IOUs, Bills, and Unemployment (Oh My)
At a Press Club luncheon yesterday, State Controller John Chiang estimated that he would begin issuing IOUs in “two to four weeks.” You probably remember that the Controller issued hundreds of thousands of IOUs last year about this time, when the budget adopted in February had gone severely sideways. This year, there isn’t any budget in place at all, sideways, diagonal, or inside-out. In fact, newspapers are reporting that the Big 5 haven’t met since mid-June, and legislative leaders haven’t met as a group yet this month.
But the Legislature is in action: both houses have been busy passing hundreds bills off their respective floors as the end the regular session approaches. These include such important measures as disallowing people from claiming to be certified athletic trainers without meeting certain criteria, making it illegal for condos to disallow people from using artificial turf, and making it an infraction or misdemeanor for people to enter animal enclosures at zoos, circuses, and aquariums. That said, the Legislature is considering many bills that would have a direct impact on counties, and staff here are busy working for their passage or rejection, as appropriate.
In national news, the Congressional Budget Office released their latest economic outlook early this morning. They note that the weak growth and high unemployment we have seen since the middle of 2009 is common in recoveries from recessions caused by financial crises, and that the large numbers of vacant houses and underused commercial and industrial space will be a drag on investment, slow income growth, and weigh on consumer spending. The result, they say, combined with the scheduled end of extraordinary federal aid, will mean slow (+2.0%) economic growth through 2011. This means unemployment rates will remain high, falling only to 8.8% at the end of 2011 and not falling to about 5% nationally until the end of 2014. They expect inflation to be about 1% this year and next and remain below 2% through 2014.
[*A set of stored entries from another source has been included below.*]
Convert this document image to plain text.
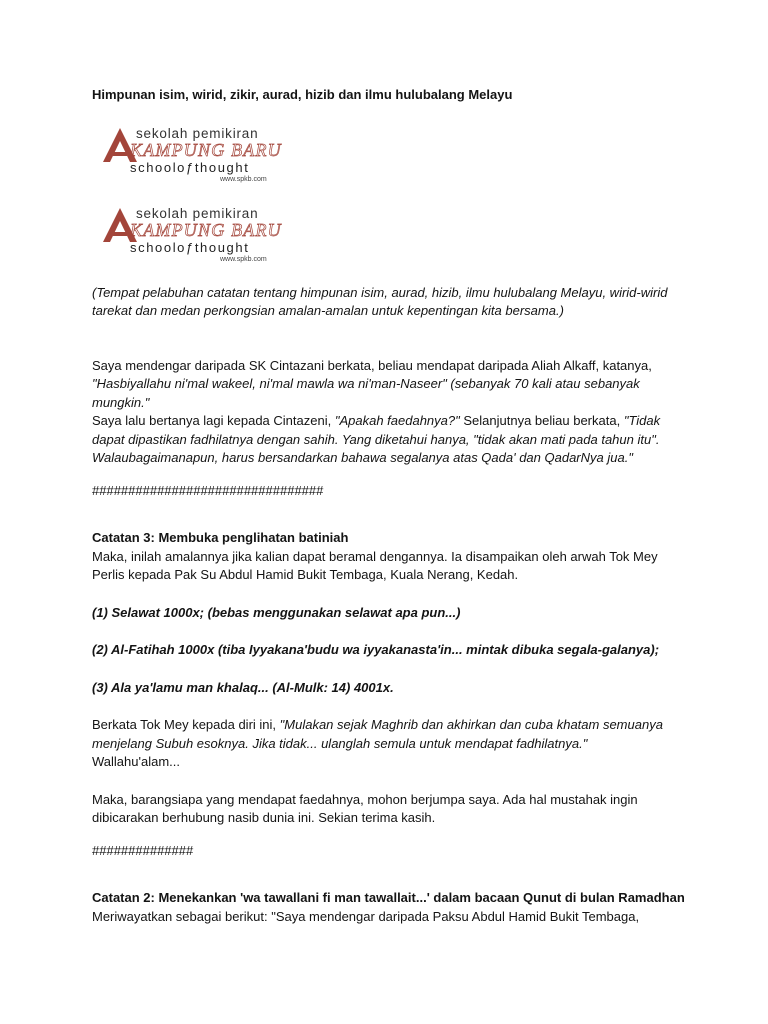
Himpunan isim, wirid, zikir, aurad, hizib dan ilmu hulubalang Melayu

sekolah pemikiran
KAMPUNG BARU
schooloƒthought
www.spkb.com
sekolah pemikiran
KAMPUNG BARU
schooloƒthought
www.spkb.com

(Tempat pelabuhan catatan tentang himpunan isim, aurad, hizib, ilmu hulubalang Melayu, wirid-wirid tarekat dan medan perkongsian amalan-amalan untuk kepentingan kita bersama.)

Saya mendengar daripada SK Cintazani berkata, beliau mendapat daripada Aliah Alkaff, katanya,
"Hasbiyallahu ni'mal wakeel, ni'mal mawla wa ni'man-Naseer" (sebanyak 70 kali atau sebanyak mungkin."
Saya lalu bertanya lagi kepada Cintazeni, "Apakah faedahnya?" Selanjutnya beliau berkata, "Tidak dapat dipastikan fadhilatnya dengan sahih. Yang diketahui hanya, "tidak akan mati pada tahun itu". Walaubagaimanapun, harus bersandarkan bahawa segalanya atas Qada' dan QadarNya jua."

################################

Catatan 3: Membuka penglihatan batiniah

Maka, inilah amalannya jika kalian dapat beramal dengannya. Ia disampaikan oleh arwah Tok Mey Perlis kepada Pak Su Abdul Hamid Bukit Tembaga, Kuala Nerang, Kedah.

(1) Selawat 1000x; (bebas menggunakan selawat apa pun...)

(2) Al-Fatihah 1000x (tiba Iyyakana'budu wa iyyakanasta'in... mintak dibuka segala-galanya);

(3) Ala ya'lamu man khalaq... (Al-Mulk: 14) 4001x.

Berkata Tok Mey kepada diri ini, "Mulakan sejak Maghrib dan akhirkan dan cuba khatam semuanya menjelang Subuh esoknya. Jika tidak... ulanglah semula untuk mendapat fadhilatnya."
Wallahu'alam...

Maka, barangsiapa yang mendapat faedahnya, mohon berjumpa saya. Ada hal mustahak ingin dibicarakan berhubung nasib dunia ini. Sekian terima kasih.

##############

Catatan 2: Menekankan 'wa tawallani fi man tawallait...' dalam bacaan Qunut di bulan Ramadhan

Meriwayatkan sebagai berikut: "Saya mendengar daripada Paksu Abdul Hamid Bukit Tembaga,
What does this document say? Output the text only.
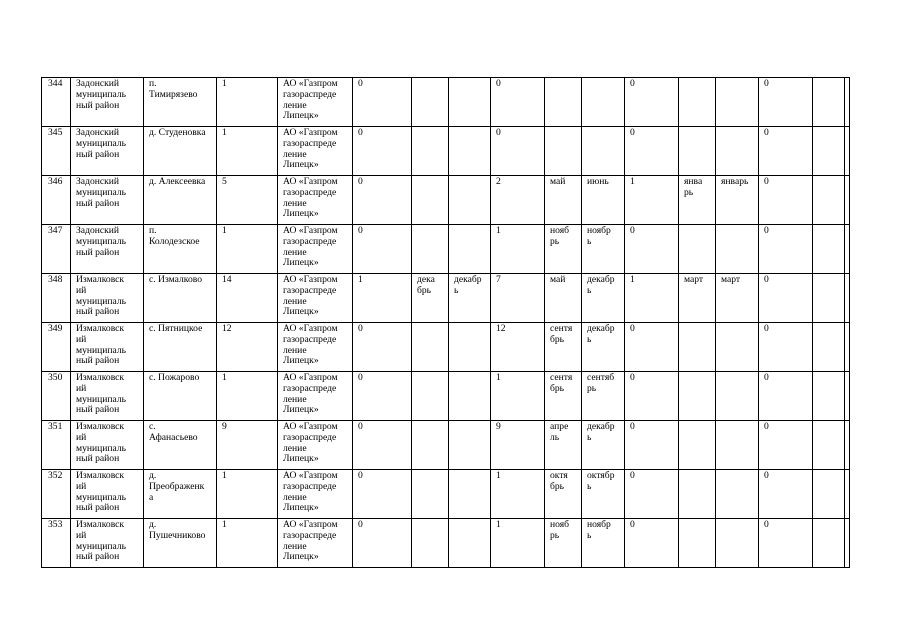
344	Задонский
муниципаль
ный район	п.
Тимирязево	1	АО «Газпром
газораспреде
ление
Липецк»	0			0			0			0		
345	Задонский
муниципаль
ный район	д. Студеновка	1	АО «Газпром
газораспреде
ление
Липецк»	0			0			0			0		
346	Задонский
муниципаль
ный район	д. Алексеевка	5	АО «Газпром
газораспреде
ление
Липецк»	0			2	май	июнь	1	янва
рь	январь	0		
347	Задонский
муниципаль
ный район	п.
Колодезское	1	АО «Газпром
газораспреде
ление
Липецк»	0			1	нояб
рь	ноябр
ь	0			0		
348	Измалковск
ий
муниципаль
ный район	с. Измалково	14	АО «Газпром
газораспреде
ление
Липецк»	1	дека
брь	декабр
ь	7	май	декабр
ь	1	март	март	0		
349	Измалковск
ий
муниципаль
ный район	с. Пятницкое	12	АО «Газпром
газораспреде
ление
Липецк»	0			12	сентя
брь	декабр
ь	0			0		
350	Измалковск
ий
муниципаль
ный район	с. Пожарово	1	АО «Газпром
газораспреде
ление
Липецк»	0			1	сентя
брь	сентяб
рь	0			0		
351	Измалковск
ий
муниципаль
ный район	с.
Афанасьево	9	АО «Газпром
газораспреде
ление
Липецк»	0			9	апре
ль	декабр
ь	0			0		
352	Измалковск
ий
муниципаль
ный район	д.
Преображенк
а	1	АО «Газпром
газораспреде
ление
Липецк»	0			1	октя
брь	октябр
ь	0			0		
353	Измалковск
ий
муниципаль
ный район	д.
Пушечниково	1	АО «Газпром
газораспреде
ление
Липецк»	0			1	нояб
рь	ноябр
ь	0			0		
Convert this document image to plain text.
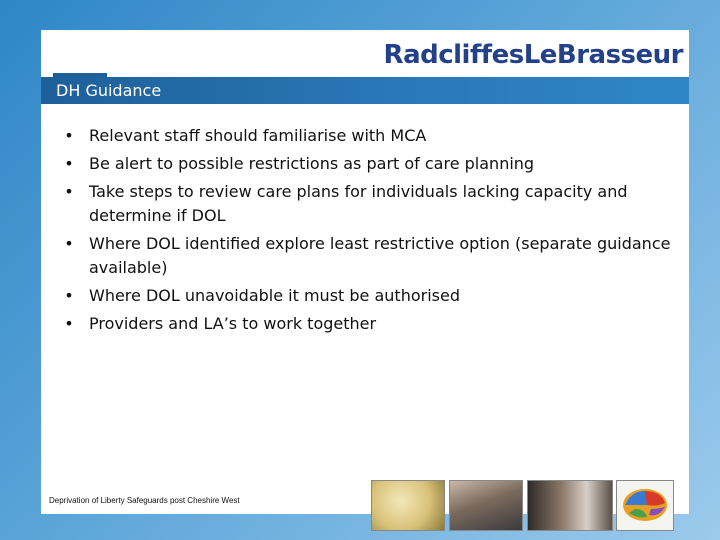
RadcliffesLeBrasseur
DH Guidance
• Relevant staff should familiarise with MCA
• Be alert to possible restrictions as part of care planning
• Take steps to review care plans for individuals lacking capacity and determine if DOL
• Where DOL identified explore least restrictive option (separate guidance available)
• Where DOL unavoidable it must be authorised
• Providers and LA’s to work together
Deprivation of Liberty Safeguards post Cheshire West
They note that these numbers could be improved by extending the current tax cuts, indexing the alternative minimum tax to inflation, and keeping federal government spending at its current high level, though these actions would have a negative effect on GDP and related economic numbers later in the decade because “the larger budget deficits would reduce investment in productive capital.” You can find a summary of the CBO’s economic update, as well as links to related documents (including a very interesting slideshow of charts), here.